Schwartz Bilinear Translation Decay #
This file proves that bilinear integrals of Schwartz functions against a decaying kernel vanish at infinity under translation.
Main Result #
schwartz_bilinear_translation_decay: For Schwartz functions f, g on a
finite-dimensional real inner product space E, and a kernel K : E → ℝ
with polynomial decay |K(z)| ≤ C/‖z‖^α for large ‖z‖, the bilinear
integral against a translated g vanishes at infinity:
∫∫ f(x) · K(x - y) · g(y - a) dx dy → 0 as ‖a‖ → ∞
Proof Strategy (via convolutions) #
The key theorem is: L¹ ⋆ C₀ → C₀ (convolution of integrable with vanishing-at-∞ vanishes)
Apply this pattern three times:
- f ⋆ K_sing: f is C₀ (Schwartz), K_sing is L¹ → result is C₀
- f ⋆ K_tail: f is L¹ (Schwartz), K_tail is C₀ (decay) → result is C₀
- (f ⋆ K) ⋆ g: g is L¹, (f ⋆ K) is C₀ → result is C₀
References #
- Glimm-Jaffe "Quantum Physics" Ch. 6 (clustering)
- Reed-Simon Vol. II, Ch. X (decay of correlations)
Helper lemmas for Schwartz functions #
Schwartz functions are integrable.
Schwartz functions vanish at infinity (C₀).

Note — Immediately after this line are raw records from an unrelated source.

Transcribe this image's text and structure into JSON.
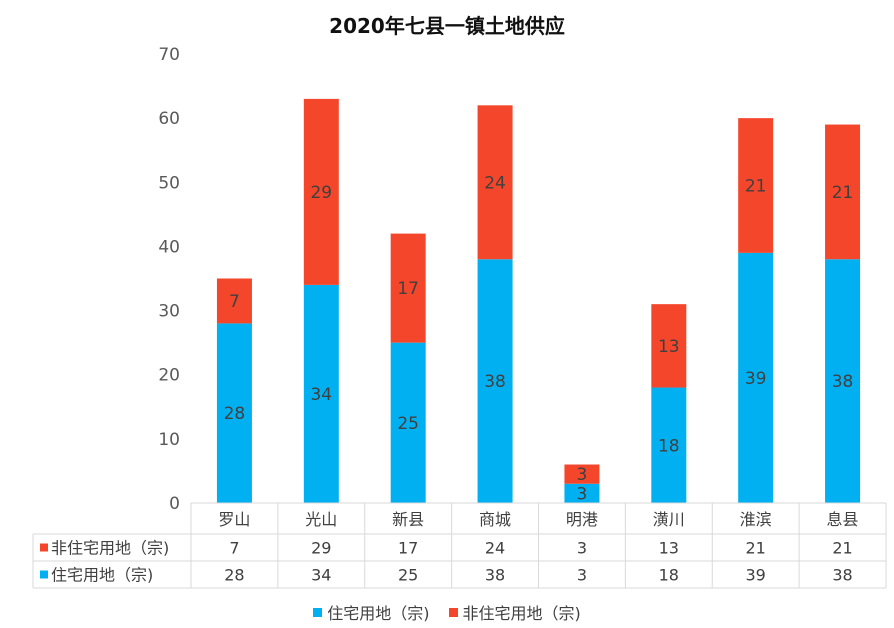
{
  "chart_data": {
    "type": "bar",
    "stacked": true,
    "title": "2020年七县一镇土地供应",
    "categories": [
      "罗山",
      "光山",
      "新县",
      "商城",
      "明港",
      "潢川",
      "淮滨",
      "息县"
    ],
    "series": [
      {
        "name": "住宅用地（宗)",
        "color": "#00B0F0",
        "values": [
          28,
          34,
          25,
          38,
          3,
          18,
          39,
          38
        ]
      },
      {
        "name": "非住宅用地（宗)",
        "color": "#F4462A",
        "values": [
          7,
          29,
          17,
          24,
          3,
          13,
          21,
          21
        ]
      }
    ],
    "ylim": [
      0,
      70
    ],
    "yticks": [
      0,
      10,
      20,
      30,
      40,
      50,
      60,
      70
    ],
    "legend_position": "bottom",
    "data_table": true,
    "grid": false
  }
}
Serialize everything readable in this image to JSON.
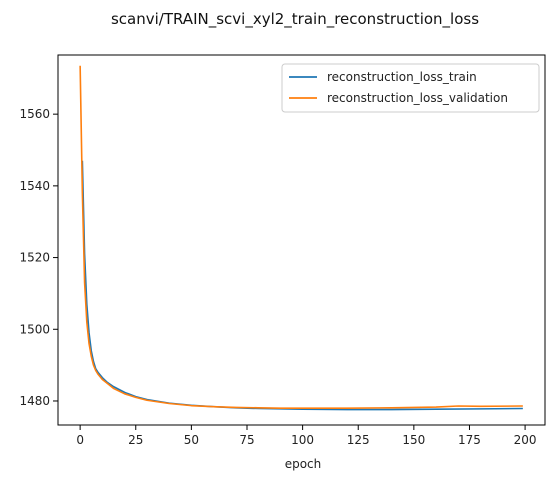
{
  "chart_data": {
    "type": "line",
    "title": "scanvi/TRAIN_scvi_xyl2_train_reconstruction_loss",
    "xlabel": "epoch",
    "ylabel": "",
    "xlim": [
      -9.95,
      208.95
    ],
    "ylim": [
      1473.3,
      1576.5
    ],
    "xticks": [
      0,
      25,
      50,
      75,
      100,
      125,
      150,
      175,
      200
    ],
    "yticks": [
      1480,
      1500,
      1520,
      1540,
      1560
    ],
    "grid": false,
    "legend": "top-right",
    "series": [
      {
        "name": "reconstruction_loss_train",
        "color": "#1f77b4",
        "points": [
          [
            1,
            1547
          ],
          [
            2,
            1521
          ],
          [
            3,
            1507
          ],
          [
            4,
            1499
          ],
          [
            5,
            1494
          ],
          [
            6,
            1491
          ],
          [
            7,
            1489
          ],
          [
            8,
            1488
          ],
          [
            10,
            1486.5
          ],
          [
            12,
            1485.3
          ],
          [
            15,
            1484
          ],
          [
            20,
            1482.4
          ],
          [
            25,
            1481.2
          ],
          [
            30,
            1480.4
          ],
          [
            40,
            1479.4
          ],
          [
            50,
            1478.8
          ],
          [
            60,
            1478.4
          ],
          [
            70,
            1478.1
          ],
          [
            80,
            1477.9
          ],
          [
            90,
            1477.8
          ],
          [
            100,
            1477.7
          ],
          [
            120,
            1477.6
          ],
          [
            140,
            1477.6
          ],
          [
            160,
            1477.7
          ],
          [
            180,
            1477.8
          ],
          [
            199,
            1477.9
          ]
        ]
      },
      {
        "name": "reconstruction_loss_validation",
        "color": "#ff7f0e",
        "points": [
          [
            0,
            1573.5
          ],
          [
            1,
            1538
          ],
          [
            2,
            1513
          ],
          [
            3,
            1502
          ],
          [
            4,
            1496
          ],
          [
            5,
            1492.5
          ],
          [
            6,
            1490
          ],
          [
            7,
            1488.5
          ],
          [
            8,
            1487.5
          ],
          [
            10,
            1486
          ],
          [
            12,
            1485
          ],
          [
            15,
            1483.5
          ],
          [
            20,
            1482
          ],
          [
            25,
            1481
          ],
          [
            30,
            1480.2
          ],
          [
            40,
            1479.3
          ],
          [
            50,
            1478.7
          ],
          [
            60,
            1478.4
          ],
          [
            70,
            1478.2
          ],
          [
            80,
            1478.1
          ],
          [
            90,
            1478.0
          ],
          [
            100,
            1478.0
          ],
          [
            120,
            1478.0
          ],
          [
            140,
            1478.1
          ],
          [
            160,
            1478.3
          ],
          [
            170,
            1478.6
          ],
          [
            180,
            1478.5
          ],
          [
            199,
            1478.6
          ]
        ]
      }
    ]
  }
}
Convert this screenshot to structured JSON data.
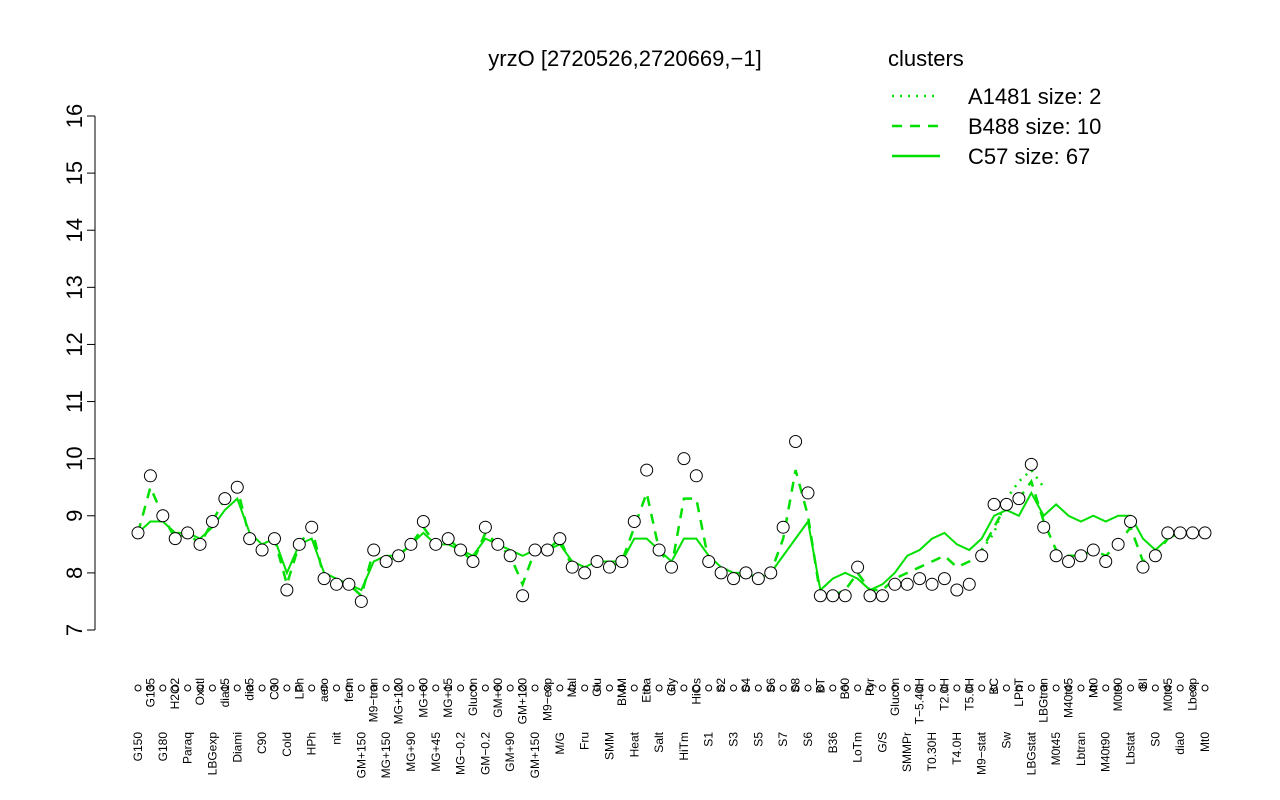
{
  "chart_data": {
    "type": "line",
    "title": "yrzO [2720526,2720669,−1]",
    "legend_title": "clusters",
    "legend_color": "#00e000",
    "legend_position": "top-right",
    "ylim": [
      7,
      16
    ],
    "yticks": [
      7,
      8,
      9,
      10,
      11,
      12,
      13,
      14,
      15,
      16
    ],
    "categories": [
      "G150",
      "G135",
      "G180",
      "H2O2",
      "Paraq",
      "Oxctl",
      "LBGexp",
      "dia15",
      "Diami",
      "dia5",
      "C90",
      "C30",
      "Cold",
      "LPh",
      "HPh",
      "aero",
      "nit",
      "ferm",
      "GM+150",
      "M9−tran",
      "MG+150",
      "MG+120",
      "MG+90",
      "MG+60",
      "MG+45",
      "MG+15",
      "MG−0.2",
      "Glucon",
      "GM−0.2",
      "GM+60",
      "GM+90",
      "GM+120",
      "GM+150",
      "M9−exp",
      "M/G",
      "Mal",
      "Fru",
      "Glu",
      "SMM",
      "BMM",
      "Heat",
      "Etha",
      "Salt",
      "Gly",
      "HiTm",
      "HiOs",
      "S1",
      "S2",
      "S3",
      "S4",
      "S5",
      "S6",
      "S7",
      "S8",
      "S6",
      "BT",
      "B36",
      "B60",
      "LoTm",
      "Pyr",
      "G/S",
      "Glucon",
      "SMMPr",
      "T−5.40H",
      "T0.30H",
      "T2.0H",
      "T4.0H",
      "T5.0H",
      "M9−stat",
      "BC",
      "Sw",
      "LPhT",
      "LBGstat",
      "LBGtran",
      "M0t45",
      "M40t45",
      "Lbtran",
      "Mt0",
      "M40t90",
      "M0t90",
      "Lbstat",
      "BI",
      "S0",
      "M0t45",
      "dia0",
      "Lbexp",
      "Mt0"
    ],
    "values": [
      8.7,
      9.7,
      9.0,
      8.6,
      8.7,
      8.5,
      8.9,
      9.3,
      9.5,
      8.6,
      8.4,
      8.6,
      7.7,
      8.5,
      8.8,
      7.9,
      7.8,
      7.8,
      7.5,
      8.4,
      8.2,
      8.3,
      8.5,
      8.9,
      8.5,
      8.6,
      8.4,
      8.2,
      8.8,
      8.5,
      8.3,
      7.6,
      8.4,
      8.4,
      8.6,
      8.1,
      8.0,
      8.2,
      8.1,
      8.2,
      8.9,
      9.8,
      8.4,
      8.1,
      10.0,
      9.7,
      8.2,
      8.0,
      7.9,
      8.0,
      7.9,
      8.0,
      8.8,
      10.3,
      9.4,
      7.6,
      7.6,
      7.6,
      8.1,
      7.6,
      7.6,
      7.8,
      7.8,
      7.9,
      7.8,
      7.9,
      7.7,
      7.8,
      8.3,
      9.2,
      9.2,
      9.3,
      9.9,
      8.8,
      8.3,
      8.2,
      8.3,
      8.4,
      8.2,
      8.5,
      8.9,
      8.1,
      8.3,
      8.7,
      8.7,
      8.7,
      8.7
    ],
    "series": [
      {
        "name": "A1481 size: 2",
        "color": "#00e000",
        "dash": "dotted",
        "values": [
          null,
          null,
          null,
          null,
          null,
          null,
          null,
          null,
          null,
          null,
          null,
          null,
          null,
          null,
          null,
          null,
          null,
          null,
          null,
          null,
          null,
          null,
          null,
          null,
          null,
          null,
          null,
          null,
          null,
          null,
          null,
          null,
          null,
          null,
          null,
          null,
          null,
          null,
          null,
          null,
          null,
          null,
          null,
          null,
          null,
          null,
          null,
          null,
          null,
          null,
          null,
          null,
          null,
          null,
          null,
          null,
          null,
          null,
          null,
          null,
          null,
          null,
          null,
          null,
          null,
          null,
          null,
          null,
          8.4,
          8.7,
          9.3,
          9.6,
          9.8,
          9.5,
          null,
          null,
          null,
          null,
          null,
          null,
          null,
          null,
          null,
          null,
          null,
          null,
          null
        ]
      },
      {
        "name": "B488 size: 10",
        "color": "#00e000",
        "dash": "dashed",
        "values": [
          8.7,
          9.5,
          9.0,
          8.6,
          8.7,
          8.5,
          8.9,
          9.3,
          9.5,
          8.6,
          8.4,
          8.6,
          7.8,
          8.5,
          8.8,
          7.9,
          7.8,
          7.8,
          7.6,
          8.4,
          8.2,
          8.3,
          8.5,
          8.8,
          8.5,
          8.6,
          8.4,
          8.2,
          8.7,
          8.5,
          8.3,
          7.8,
          8.4,
          8.4,
          8.6,
          8.1,
          8.0,
          8.2,
          8.1,
          8.2,
          8.8,
          9.4,
          8.4,
          8.1,
          9.3,
          9.3,
          8.2,
          8.0,
          7.9,
          8.0,
          7.9,
          8.0,
          8.6,
          9.8,
          9.0,
          7.6,
          7.6,
          7.7,
          8.0,
          7.7,
          7.7,
          7.9,
          8.0,
          8.1,
          8.2,
          8.3,
          8.1,
          8.2,
          8.4,
          8.8,
          9.2,
          9.3,
          9.6,
          8.9,
          8.4,
          8.3,
          8.3,
          8.4,
          8.3,
          8.5,
          8.8,
          8.2,
          8.3,
          8.6,
          8.7,
          8.7,
          8.7
        ]
      },
      {
        "name": "C57 size: 67",
        "color": "#00e000",
        "dash": "solid",
        "values": [
          8.7,
          8.9,
          8.9,
          8.7,
          8.7,
          8.6,
          8.8,
          9.1,
          9.3,
          8.7,
          8.5,
          8.6,
          8.0,
          8.5,
          8.6,
          8.0,
          7.9,
          7.8,
          7.7,
          8.2,
          8.3,
          8.3,
          8.5,
          8.7,
          8.5,
          8.5,
          8.4,
          8.3,
          8.6,
          8.5,
          8.4,
          8.3,
          8.4,
          8.4,
          8.5,
          8.2,
          8.1,
          8.2,
          8.2,
          8.2,
          8.6,
          8.6,
          8.4,
          8.2,
          8.6,
          8.6,
          8.3,
          8.1,
          8.0,
          8.0,
          7.9,
          8.0,
          8.3,
          8.6,
          8.9,
          7.7,
          7.9,
          8.0,
          7.9,
          7.7,
          7.8,
          8.0,
          8.3,
          8.4,
          8.6,
          8.7,
          8.5,
          8.4,
          8.6,
          9.0,
          9.1,
          9.0,
          9.4,
          9.0,
          9.2,
          9.0,
          8.9,
          9.0,
          8.9,
          9.0,
          9.0,
          8.6,
          8.4,
          8.6,
          8.7,
          8.7,
          8.7
        ]
      }
    ]
  }
}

Proof: Schwartz decay gives ‖x‖^k · ‖f(x)‖ ≤ seminorm k 0 f for all k. Taking k = 1: ‖f(x)‖ ≤ C/‖x‖ → 0 as ‖x‖ → ∞.
Kernel decomposition #
The singular (compactly supported) part of the kernel.
Equations
- kernelSingular K R₀ x = K x * (Metric.closedBall 0 R₀).indicator (fun (x : E) => 1) x
Instances For
The tail (decaying) part of the kernel.
Equations
- kernelTail K R₀ x = K x * (Metric.closedBall 0 R₀)ᶜ.indicator (fun (x : E) => 1) x
Instances For
Kernel decomposes into singular and tail parts.
K_tail vanishes at infinity when K has polynomial decay.
Key theorem: L¹ ⋆ C₀ → C₀ #
This is the main engine of the proof. In Mathlib this should be something like
convolution_tendsto_zero_of_integrable_of_continuous_vanishing or similar.
A continuous function vanishing at infinity is bounded.
For integrable f and ε > 0, there exists a compact set K with small tail integral.
This is a standard consequence of integrability - the integral concentrates on compact sets.
Convolution of an integrable function with a function vanishing at infinity also vanishes at infinity. This is a fundamental result in harmonic analysis.
Product Space Integrability for Fubini #
The bilinear integrand f(x) K(x-y) g(y-a) is integrable on E × E when:
- f, g are Schwartz functions
- K is locally integrable with bounded tail (e.g., exponential/polynomial decay)
This is used for Fubini swaps in bilinear integral proofs.
Product integrability for Schwartz bilinear forms with locally integrable kernel
For Schwartz f, g and kernel K = K_sing + K_tail where K_sing is compactly supported (hence integrable) and K_tail is bounded, the product f(x) K(x-y) g(y-a) is integrable on E × E.
This enables Fubini's theorem to swap integration order: ∫∫ f(x) K(x-y) g(y-a) dx dy = ∫ (∫ f(x) K(x-y) dx) g(y-a) dy
Main theorem #
The bilinear integral of Schwartz functions against a decaying kernel
Instances For
Clustering decay for Schwartz bilinear forms (proof version)
For Schwartz functions f, g and a kernel K with polynomial decay, the bilinear integral tends to 0 as the translation parameter a → ∞.
This version adds LocallyIntegrable hypothesis to handle kernel singularities.